- Born: Nandi Mngoma March 20, 1988 (age 37) Maphumulo, KwaZulu-Natal, South Africa
- Occupations: Singer; Model; Actress; Television personality;
- Title: Miss Junior RSA
- Spouse: Zakes Bantwini ​(m. 2016)​
- Parents: Thamsanqa Mngoma (father); Thandeka Mngoma (mother);
- Musical career
- Instruments: Vocals; Keyboard;
- Years active: 2004–present
- Label: Universal Music Group

= Nandi Madida =

South African singer and songwriter (1988)

Nandi Madida (née Mngoma; born 20 March 1988) is a South African singer, actress, model and television presenter. Born and raised in Maphumulo, KwaZulu-Natal, South Africa, She rose to stardom after she was featured by DJ Franky as a vocalist on single "Tonight", which was released (2012).

Having signed with Universal Music Group in 2011, Madida released her self-titled debut studio album Nandi (2012).

==Life and career ==
Madida was born in Maphumulo and was raised in Durban, KwaZulu-Natal. She went to Danville Park Girls High School, after finishing her matric she went to study law at UKZN and later to Varsity College, even though her initial plan was to pursue journalism. Madida has been a dancer and model since childhood. She won the Miss Junior RSA title when she was eight.

=== Career ===

Her success in a talent search led to a position as a performer at the Gateway Mall in Umhlanga. In 2004, at the age of 15, she landed her first television job as host of the SABC2 pre-teen entertainment show called Bling, which mainly focused on music and movies.

===2011-2013:Nandi===
In 2011, she released her first single "Tonight". She later signed with Universal Music Group and released her self-titled debut studio album Nandi in 2012.

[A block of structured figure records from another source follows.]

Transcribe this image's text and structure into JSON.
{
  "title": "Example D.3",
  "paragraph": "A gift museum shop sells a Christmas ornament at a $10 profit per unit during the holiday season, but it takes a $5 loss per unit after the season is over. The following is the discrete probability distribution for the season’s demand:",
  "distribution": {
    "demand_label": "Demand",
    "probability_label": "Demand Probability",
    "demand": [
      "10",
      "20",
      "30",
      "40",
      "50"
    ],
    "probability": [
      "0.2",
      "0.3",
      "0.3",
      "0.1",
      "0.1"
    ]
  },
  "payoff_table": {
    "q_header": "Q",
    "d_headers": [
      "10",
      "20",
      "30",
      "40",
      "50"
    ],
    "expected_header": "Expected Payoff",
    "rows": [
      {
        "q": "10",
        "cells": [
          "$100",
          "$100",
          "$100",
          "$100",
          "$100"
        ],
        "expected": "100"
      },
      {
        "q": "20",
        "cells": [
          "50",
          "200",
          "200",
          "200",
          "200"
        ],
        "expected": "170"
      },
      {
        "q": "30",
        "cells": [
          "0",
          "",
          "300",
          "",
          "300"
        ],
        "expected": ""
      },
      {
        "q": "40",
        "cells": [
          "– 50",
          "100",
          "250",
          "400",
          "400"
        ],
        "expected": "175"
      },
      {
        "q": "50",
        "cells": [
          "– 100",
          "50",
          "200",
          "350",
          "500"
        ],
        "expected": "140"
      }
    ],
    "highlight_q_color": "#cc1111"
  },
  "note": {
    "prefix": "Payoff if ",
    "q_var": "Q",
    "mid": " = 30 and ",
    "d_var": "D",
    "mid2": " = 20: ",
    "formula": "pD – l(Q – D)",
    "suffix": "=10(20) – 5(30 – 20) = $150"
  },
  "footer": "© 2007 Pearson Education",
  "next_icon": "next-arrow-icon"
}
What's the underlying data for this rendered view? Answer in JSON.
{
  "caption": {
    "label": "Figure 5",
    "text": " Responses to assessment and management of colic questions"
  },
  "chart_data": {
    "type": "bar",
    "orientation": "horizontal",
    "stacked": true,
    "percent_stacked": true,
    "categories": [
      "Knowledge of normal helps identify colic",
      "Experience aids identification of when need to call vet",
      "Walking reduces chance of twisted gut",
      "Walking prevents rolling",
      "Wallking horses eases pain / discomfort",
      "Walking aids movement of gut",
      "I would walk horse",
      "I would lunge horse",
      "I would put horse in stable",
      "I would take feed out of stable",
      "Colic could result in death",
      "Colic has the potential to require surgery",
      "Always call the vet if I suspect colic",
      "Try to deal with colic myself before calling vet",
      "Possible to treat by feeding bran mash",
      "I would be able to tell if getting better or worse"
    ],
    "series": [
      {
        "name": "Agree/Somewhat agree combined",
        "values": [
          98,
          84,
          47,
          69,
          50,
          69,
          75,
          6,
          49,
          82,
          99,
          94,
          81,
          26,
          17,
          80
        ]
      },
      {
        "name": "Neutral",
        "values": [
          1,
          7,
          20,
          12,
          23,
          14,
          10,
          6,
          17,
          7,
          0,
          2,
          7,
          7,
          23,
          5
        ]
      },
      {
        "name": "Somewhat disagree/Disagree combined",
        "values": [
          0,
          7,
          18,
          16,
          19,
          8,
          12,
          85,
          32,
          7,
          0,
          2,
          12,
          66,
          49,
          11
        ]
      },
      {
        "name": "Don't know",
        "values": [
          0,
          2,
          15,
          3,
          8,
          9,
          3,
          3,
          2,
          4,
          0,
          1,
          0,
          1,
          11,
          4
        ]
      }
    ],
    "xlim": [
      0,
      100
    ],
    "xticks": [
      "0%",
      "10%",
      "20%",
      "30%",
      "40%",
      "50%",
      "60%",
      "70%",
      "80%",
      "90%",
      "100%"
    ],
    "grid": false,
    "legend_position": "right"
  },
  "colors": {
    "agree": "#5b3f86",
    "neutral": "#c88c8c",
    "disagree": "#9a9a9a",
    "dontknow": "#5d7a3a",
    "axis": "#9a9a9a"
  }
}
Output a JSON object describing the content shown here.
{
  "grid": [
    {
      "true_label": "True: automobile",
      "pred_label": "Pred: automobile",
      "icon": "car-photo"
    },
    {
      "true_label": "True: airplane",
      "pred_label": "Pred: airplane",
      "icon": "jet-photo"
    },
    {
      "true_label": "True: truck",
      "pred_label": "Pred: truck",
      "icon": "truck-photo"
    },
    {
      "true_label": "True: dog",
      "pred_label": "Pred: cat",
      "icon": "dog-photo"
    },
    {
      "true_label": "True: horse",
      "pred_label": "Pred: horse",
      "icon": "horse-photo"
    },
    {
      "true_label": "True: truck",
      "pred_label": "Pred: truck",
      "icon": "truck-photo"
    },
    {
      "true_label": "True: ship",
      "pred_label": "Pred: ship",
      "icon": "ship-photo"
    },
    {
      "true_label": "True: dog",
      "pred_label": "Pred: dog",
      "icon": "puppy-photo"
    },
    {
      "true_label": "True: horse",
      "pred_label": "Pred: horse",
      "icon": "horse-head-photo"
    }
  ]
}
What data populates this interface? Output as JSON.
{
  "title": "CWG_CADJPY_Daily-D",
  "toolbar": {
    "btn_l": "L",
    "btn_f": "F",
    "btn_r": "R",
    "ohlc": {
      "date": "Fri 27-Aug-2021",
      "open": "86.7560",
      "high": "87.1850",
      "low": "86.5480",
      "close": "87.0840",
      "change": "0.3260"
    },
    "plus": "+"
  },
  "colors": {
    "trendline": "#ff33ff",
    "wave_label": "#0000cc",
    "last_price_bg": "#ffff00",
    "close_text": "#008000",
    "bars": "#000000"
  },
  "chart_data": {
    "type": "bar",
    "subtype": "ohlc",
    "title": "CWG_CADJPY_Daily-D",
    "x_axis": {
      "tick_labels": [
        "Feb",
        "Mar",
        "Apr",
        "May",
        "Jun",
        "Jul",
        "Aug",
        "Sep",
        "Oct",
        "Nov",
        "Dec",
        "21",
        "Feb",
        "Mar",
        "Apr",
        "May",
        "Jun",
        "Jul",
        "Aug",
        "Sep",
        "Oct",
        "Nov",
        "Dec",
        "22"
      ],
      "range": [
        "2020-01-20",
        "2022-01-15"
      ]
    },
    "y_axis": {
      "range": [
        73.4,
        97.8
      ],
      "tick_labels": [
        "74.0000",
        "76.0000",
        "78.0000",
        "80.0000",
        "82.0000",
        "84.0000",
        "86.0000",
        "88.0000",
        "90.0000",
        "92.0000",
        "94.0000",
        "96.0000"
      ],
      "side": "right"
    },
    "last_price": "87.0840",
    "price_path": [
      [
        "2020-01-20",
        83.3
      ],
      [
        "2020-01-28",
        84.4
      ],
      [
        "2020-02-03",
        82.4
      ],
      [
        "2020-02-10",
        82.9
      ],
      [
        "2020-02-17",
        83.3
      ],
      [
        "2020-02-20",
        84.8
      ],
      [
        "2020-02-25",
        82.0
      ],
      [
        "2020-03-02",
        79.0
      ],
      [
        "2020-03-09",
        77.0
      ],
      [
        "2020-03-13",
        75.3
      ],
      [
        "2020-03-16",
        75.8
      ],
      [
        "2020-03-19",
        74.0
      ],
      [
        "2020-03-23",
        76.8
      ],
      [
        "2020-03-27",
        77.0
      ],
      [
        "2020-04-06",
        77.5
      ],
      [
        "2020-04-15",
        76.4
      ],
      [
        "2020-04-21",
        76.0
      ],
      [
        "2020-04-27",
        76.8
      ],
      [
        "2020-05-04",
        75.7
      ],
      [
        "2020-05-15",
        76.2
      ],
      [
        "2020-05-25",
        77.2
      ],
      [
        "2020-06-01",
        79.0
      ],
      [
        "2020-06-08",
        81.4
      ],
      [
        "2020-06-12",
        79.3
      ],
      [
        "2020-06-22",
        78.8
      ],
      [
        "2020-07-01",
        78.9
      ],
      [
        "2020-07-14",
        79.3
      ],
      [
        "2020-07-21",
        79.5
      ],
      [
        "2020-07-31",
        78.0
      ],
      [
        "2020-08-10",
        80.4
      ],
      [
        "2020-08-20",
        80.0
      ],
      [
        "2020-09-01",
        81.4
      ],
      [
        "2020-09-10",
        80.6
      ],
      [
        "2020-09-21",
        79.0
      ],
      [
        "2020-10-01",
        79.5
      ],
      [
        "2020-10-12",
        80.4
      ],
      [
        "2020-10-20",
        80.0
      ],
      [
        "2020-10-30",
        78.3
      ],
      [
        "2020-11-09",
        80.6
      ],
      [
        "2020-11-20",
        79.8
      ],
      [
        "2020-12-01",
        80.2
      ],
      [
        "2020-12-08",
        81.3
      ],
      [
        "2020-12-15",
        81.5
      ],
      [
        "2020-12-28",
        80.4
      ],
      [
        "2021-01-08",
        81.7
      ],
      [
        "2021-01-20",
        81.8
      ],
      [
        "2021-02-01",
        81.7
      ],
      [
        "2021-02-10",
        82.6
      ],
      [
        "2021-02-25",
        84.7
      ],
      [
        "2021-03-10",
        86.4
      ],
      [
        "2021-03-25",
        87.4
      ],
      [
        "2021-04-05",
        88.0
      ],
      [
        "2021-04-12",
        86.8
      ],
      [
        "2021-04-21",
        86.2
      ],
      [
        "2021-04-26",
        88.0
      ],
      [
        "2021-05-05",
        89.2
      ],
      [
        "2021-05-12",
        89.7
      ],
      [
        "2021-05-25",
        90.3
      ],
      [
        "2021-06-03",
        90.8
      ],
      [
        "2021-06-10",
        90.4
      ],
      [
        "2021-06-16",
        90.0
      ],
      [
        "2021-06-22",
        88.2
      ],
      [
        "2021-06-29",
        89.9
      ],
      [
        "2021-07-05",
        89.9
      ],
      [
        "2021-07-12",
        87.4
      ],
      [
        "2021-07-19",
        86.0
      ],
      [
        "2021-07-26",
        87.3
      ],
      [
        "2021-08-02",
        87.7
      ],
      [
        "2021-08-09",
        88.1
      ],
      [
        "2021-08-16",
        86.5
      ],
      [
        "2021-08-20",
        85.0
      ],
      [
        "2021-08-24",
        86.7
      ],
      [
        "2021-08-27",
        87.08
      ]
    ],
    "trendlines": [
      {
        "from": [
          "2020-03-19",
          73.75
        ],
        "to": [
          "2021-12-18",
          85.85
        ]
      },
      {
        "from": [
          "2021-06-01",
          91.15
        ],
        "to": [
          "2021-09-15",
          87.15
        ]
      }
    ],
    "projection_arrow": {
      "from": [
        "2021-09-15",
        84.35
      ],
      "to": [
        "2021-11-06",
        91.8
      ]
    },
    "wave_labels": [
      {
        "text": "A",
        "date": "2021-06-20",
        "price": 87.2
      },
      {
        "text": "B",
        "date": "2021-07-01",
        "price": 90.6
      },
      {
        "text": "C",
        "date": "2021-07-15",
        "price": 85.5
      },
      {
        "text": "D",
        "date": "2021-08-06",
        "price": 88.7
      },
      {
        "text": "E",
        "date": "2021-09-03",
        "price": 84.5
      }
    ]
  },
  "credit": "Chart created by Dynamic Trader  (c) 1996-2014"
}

In 2013, she co-hosted alongside ProVerb and Dineo Ranaka in the Mzansi Magic Magazine programme All Access Mzansi.

In 2014, Nandi Madida and K.O released the song "Skhanda Love", it became an instant hit in and was eventually nominated for several music awards.

From 2015 to 2016, she played Zokuthula Dhlomo in the Mzansi Magic telenovela The Road. She co-hosted the e.tv reality series Coke Studio.

In September 2016, she and Ayanda Thabethe co-hosted the BET entertainment magazine show BET A-List.

== Filmography ==

- All Access Mzansi (2013) – Herself
- ScreenTime with Nicky Greenwall (2014) – Herself
- The Road (2015) – Zokuthula "Zoe" Dhlomo
- Code Green (2015) – Herself
- Coke Studio (2016) – Herself
- BET A-List (2016) – Herself
- Lip Sync Battle Africa (2017) – Herself
- The Next Brand Ambassador (2019) – Herself
- Black Is King (2020) – Nala

== Discography ==

=== Solo studio albums ===

| Title | Album details | Peak Chart Positions | Ref |
|---|---|---|---|
| Nandi | Released: 1 January 2012; Label: Universal Music (Pty) Ltd South Africa; |  |  |

=== Singles ===

==== As lead artist ====

| Title | Year | Peak Chart Positions | Album | Ref |
|---|---|---|---|---|
| "Mnandi" | 2012 |  | Nandi |  |
| "Goodtimes" | 2013 |  | Nandi |  |
| "In My Skin" | 2014 |  | Non-album single |  |
| "Organic" | 2020 |  | TBA |  |

==== As featured artist ====

| Title | Year | Peak Chart Positions | Album | Ref |
|---|---|---|---|---|
| "Skhanda Love" (K.O. feat. Nandi Mngoma) | 2014 |  | Skhanda Republic |  |
| "Say U Will" (K.O. feat. Nandi Mngoma) | 2019 |  | PTY UnLTD |  |

== Awards and nominations ==

| Year | Awards | Work | Category | Result | Ref. |
|---|---|---|---|---|---|
| 2020 | SAMA 26 | "Say U Will" | Best Collaboration | Won |  |
| 2024 | GQ Best Dressed Awards | Herself | Best Dressed Couple | Won |  |

== Personal life ==
Nandi Madida is married to Zakhele Madida known as Zakes Bantwini and they have two children.